If you’re not familiar with squash blossoms, they are the beautiful golden flowers that bloom on top of zucchinis. Whenever I see them though, I sort of panic between putting them into my basket to try them at home and leaving them there for someone else who could treat them better. I can now safely say that they no longer scare me.
Before giving you this recipe today, I’ve tried several methods – sautéed, just fried, and of course, stuffed with cheese and fried. The last method is arguably the most popular way to cook them because squash blossoms are the perfect vessels for cheesy stuffing. After stuffing and frying, these flowers still maintain their refreshing light quality.
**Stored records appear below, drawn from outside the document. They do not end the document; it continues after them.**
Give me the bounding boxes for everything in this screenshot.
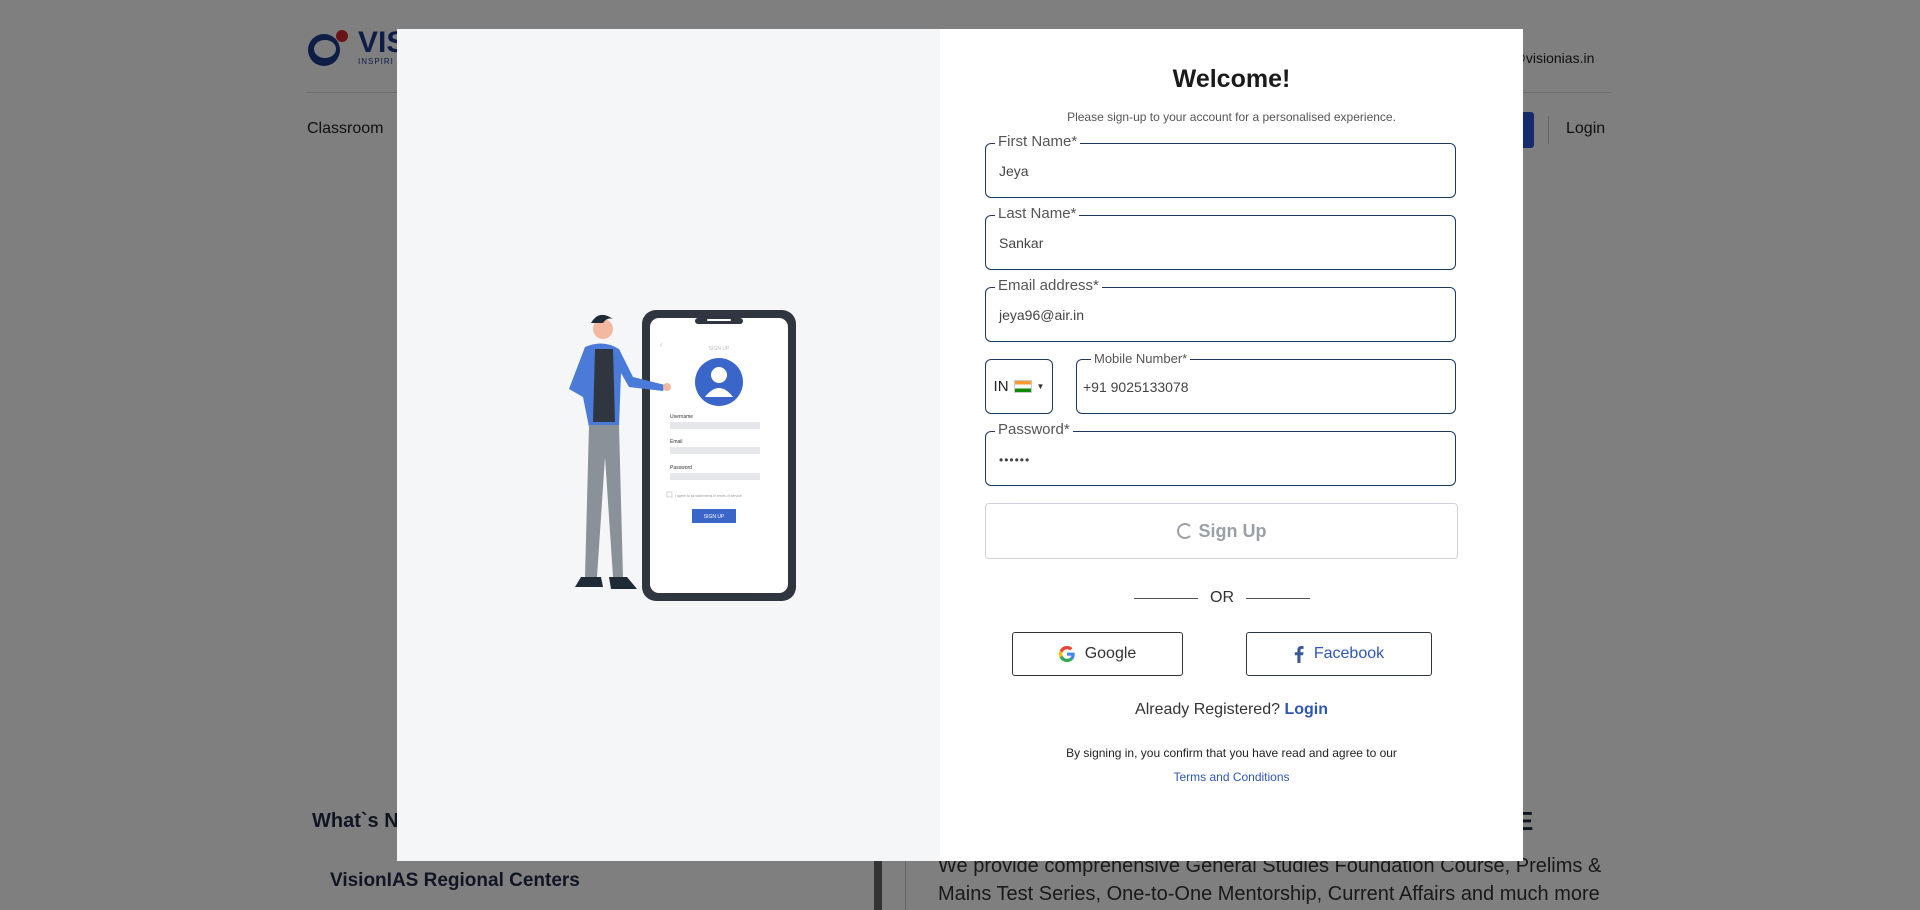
phone-email-label: Email [670,439,683,445]
google-signin-button[interactable]: Google [1012,632,1183,676]
modal-illustration-panel: SIGN UP ‹ Username Email Password I agre… [397,29,940,861]
phone-username-label: Username [670,414,693,420]
or-line-left [1134,597,1198,599]
first-name-field[interactable]: First Name* Jeya [985,133,1456,198]
already-registered-text: Already Registered? [1135,701,1280,718]
or-line-right [1246,597,1310,599]
signup-button[interactable]: Sign Up [985,503,1458,559]
last-name-field[interactable]: Last Name* Sankar [985,205,1456,270]
loading-spinner-icon [1176,523,1193,539]
mobile-number-label: Mobile Number* [1091,351,1191,366]
signup-button-label: Sign Up [1198,520,1267,541]
mobile-number-value[interactable]: +91 9025133078 [1083,379,1189,395]
terms-and-conditions-link[interactable]: Terms and Conditions [940,770,1523,784]
svg-text:‹: ‹ [660,340,663,349]
google-label: Google [1084,645,1137,662]
person-pants [585,425,623,577]
phone-title: SIGN UP [709,346,730,352]
already-registered-row: Already Registered? Login [940,701,1523,719]
or-divider: OR [1134,589,1310,607]
welcome-subtitle: Please sign-up to your account for a per… [1067,110,1396,124]
mobile-number-field[interactable]: Mobile Number* +91 9025133078 [1076,351,1456,414]
facebook-signin-button[interactable]: Facebook [1246,632,1432,676]
signup-modal: SIGN UP ‹ Username Email Password I agre… [397,29,1523,861]
welcome-title: Welcome! [1172,65,1291,93]
phone-password-label: Password [670,465,692,471]
last-name-value[interactable]: Sankar [999,235,1043,251]
country-code-value: IN [993,378,1009,395]
email-value[interactable]: jeya96@air.in [999,307,1084,323]
google-icon [1058,646,1075,662]
first-name-label: First Name* [995,133,1081,150]
email-label: Email address* [995,277,1102,294]
password-field[interactable]: Password* •••••• [985,421,1456,486]
password-value[interactable]: •••••• [999,453,1030,467]
facebook-label: Facebook [1313,645,1385,662]
password-label: Password* [995,421,1073,438]
phone-signup-button-label: SIGN UP [704,514,725,520]
last-name-label: Last Name* [995,205,1080,222]
terms-text: By signing in, you confirm that you have… [1066,746,1397,760]
facebook-icon [1294,645,1304,663]
chevron-down-icon: ▼ [1036,382,1045,391]
email-field[interactable]: Email address* jeya96@air.in [985,277,1456,342]
phone-agree-text: I agree to all statements in terms of se… [675,494,742,498]
signup-illustration: SIGN UP ‹ Username Email Password I agre… [569,310,796,601]
login-link[interactable]: Login [1284,701,1328,718]
or-label: OR [1210,589,1234,606]
first-name-value[interactable]: Jeya [999,163,1029,179]
country-code-select[interactable]: IN ▼ [985,359,1053,414]
india-flag-icon [1013,380,1032,393]
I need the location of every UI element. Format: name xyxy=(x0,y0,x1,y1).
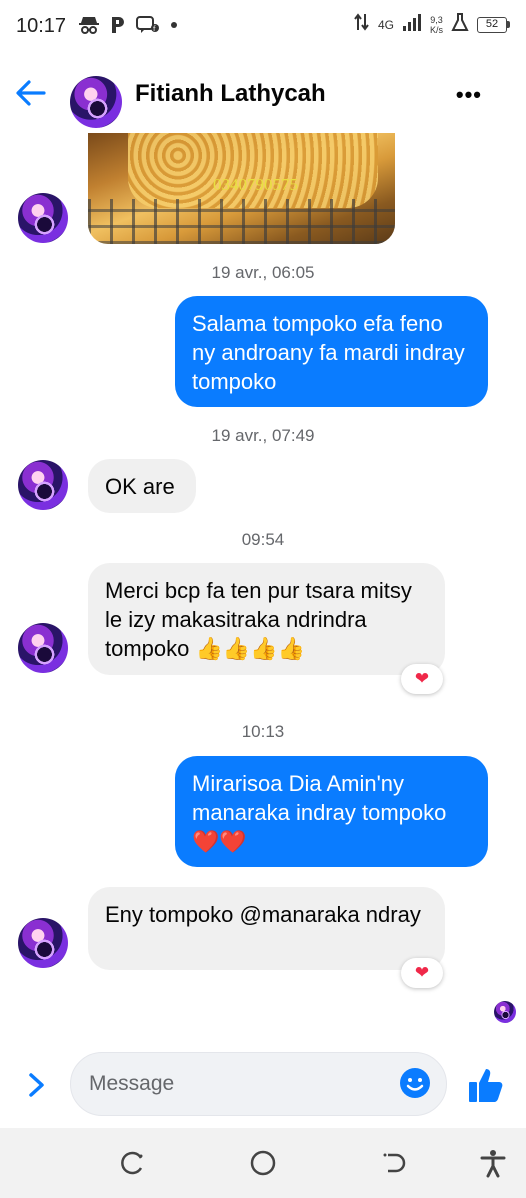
network-speed: 9,3 K/s xyxy=(430,15,443,35)
network-type: 4G xyxy=(377,17,394,32)
sender-avatar[interactable] xyxy=(18,193,68,243)
p-app-icon xyxy=(110,15,126,38)
signal-icon xyxy=(402,12,422,37)
battery-tip xyxy=(507,21,510,28)
incoming-message-bubble[interactable]: Eny tompoko @manaraka ndray xyxy=(88,887,445,970)
expand-actions-button[interactable] xyxy=(24,1070,50,1100)
status-right-icons: 4G 9,3 K/s 52 xyxy=(354,12,510,37)
back-nav-icon xyxy=(383,1153,406,1173)
contact-avatar[interactable] xyxy=(70,76,122,128)
message-composer xyxy=(0,1050,526,1120)
chevron-right-icon xyxy=(29,1073,44,1097)
message-timestamp: 09:54 xyxy=(241,530,285,549)
data-arrows-icon xyxy=(354,12,370,37)
heart-reaction-icon[interactable]: ❤ xyxy=(401,958,443,988)
heart-reaction-icon[interactable]: ❤ xyxy=(401,664,443,694)
photo-message[interactable]: 0340790575 xyxy=(88,133,395,244)
status-bar: 10:17 f 4G 9,3 K/s 52 xyxy=(0,0,526,52)
recent-apps-icon xyxy=(121,1151,143,1175)
photo-phone-number: 0340790575 xyxy=(213,175,298,194)
back-button[interactable] xyxy=(14,78,48,108)
accessibility-button[interactable] xyxy=(478,1148,508,1178)
incoming-message-bubble[interactable]: Merci bcp fa ten pur tsara mitsy le izy … xyxy=(88,563,445,675)
battery-icon: 52 xyxy=(477,16,510,33)
recent-apps-button[interactable] xyxy=(118,1148,148,1178)
sender-avatar[interactable] xyxy=(18,460,68,510)
status-time: 10:17 xyxy=(16,14,67,37)
message-timestamp: 19 avr., 07:49 xyxy=(211,426,315,445)
arrow-left-icon xyxy=(16,80,46,106)
message-timestamp: 19 avr., 06:05 xyxy=(211,263,315,282)
incognito-icon xyxy=(78,15,100,38)
like-button[interactable] xyxy=(466,1065,506,1105)
more-options-button[interactable]: ••• xyxy=(456,82,482,108)
smiley-icon xyxy=(400,1068,430,1098)
flask-icon xyxy=(451,12,469,37)
seen-indicator-avatar xyxy=(494,1001,516,1023)
outgoing-message-bubble[interactable]: Mirarisoa Dia Amin'ny manaraka indray to… xyxy=(175,756,488,867)
android-navigation-bar xyxy=(0,1128,526,1198)
back-nav-button[interactable] xyxy=(380,1148,410,1178)
message-input[interactable] xyxy=(70,1052,447,1116)
home-button[interactable] xyxy=(248,1148,278,1178)
home-circle-icon xyxy=(250,1150,276,1176)
status-notification-icons: f xyxy=(78,15,178,38)
message-timestamp: 10:13 xyxy=(241,722,285,741)
outgoing-message-bubble[interactable]: Salama tompoko efa feno ny androany fa m… xyxy=(175,296,488,407)
thumbs-up-icon xyxy=(469,1069,503,1102)
incoming-message-bubble[interactable]: OK are xyxy=(88,459,196,513)
emoji-button[interactable] xyxy=(399,1067,431,1099)
messenger-notification-icon: f xyxy=(136,15,160,38)
conversation-header: Fitianh Lathycah ••• xyxy=(0,60,526,128)
speed-unit: K/s xyxy=(429,24,443,35)
sender-avatar[interactable] xyxy=(18,918,68,968)
sender-avatar[interactable] xyxy=(18,623,68,673)
battery-level: 52 xyxy=(477,16,507,33)
honeycomb-image xyxy=(128,133,378,208)
accessibility-icon xyxy=(480,1150,506,1178)
contact-name[interactable]: Fitianh Lathycah xyxy=(135,80,326,108)
photo-grid-pattern xyxy=(88,199,395,244)
speed-value: 9,3 xyxy=(430,14,443,25)
dot-icon xyxy=(170,15,178,38)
For those reasons alone, they make the most amazing summer appetizers.
So remember, if an ingredient ever intimidates you, just know that you can make a flower beautiful and delicious. Ahhh, the circle of life.
Stuffed Ricotta Squash Blossoms
Adapted from Epicurious
makes about 12-15 blossoms
1 garlic clove
1/2 cup whole milk ricotta
1/2 cup grated Parmesan cheese
3 sage leaves
1 egg yolk
Salt and pepper
12-15 squash blossoms
1/4 cup plus 1/2 tablespoon flour
1/4 cup cold water
Vegetable oil for frying
In a small pan on low heat, lightly toast whole garlic clove for 1-2 minutes on each side. This will help take some of the bite out of the garlic. Then mince up the garlic and place in a small bowl. Add ricotta and Parmesan cheese to the bowl. Chop up the sage and toss in the bowl. Finally, add egg yolk and season to taste with salt, pepper, and cayenne.
Mix the cheese combination thoroughly. Prep the squash blossoms by carefully ripping down one side of the flower and use a small spoon to scoop half a tablespoon of filling into the blossoms. Then gently twist them at the top to close them – it’s ok if they don’t fully close. Set them aside.
In a separate bowl, whisk flour and cold water together. Add a pinch of salt and pepper and whisk again. The consistency should resemble pancake batter.
In a heavy skillet, such as cast iron, add vegetable oil until it’s about 1/2 inch deep over medium heat. Test the oil by adding a drop of flour batter to the hot oil. If it starts sizzling immediately, then it’s ready for frying.
Dip the stuffed blossoms into the batter and let any excess drip off. Place them into the frying pan and let each side sizzle for 1-2 minutes before turning them over. Place them onto a plate lined with paper towel. Let them cool for a few minutes before serving. Top off with a little sea salt.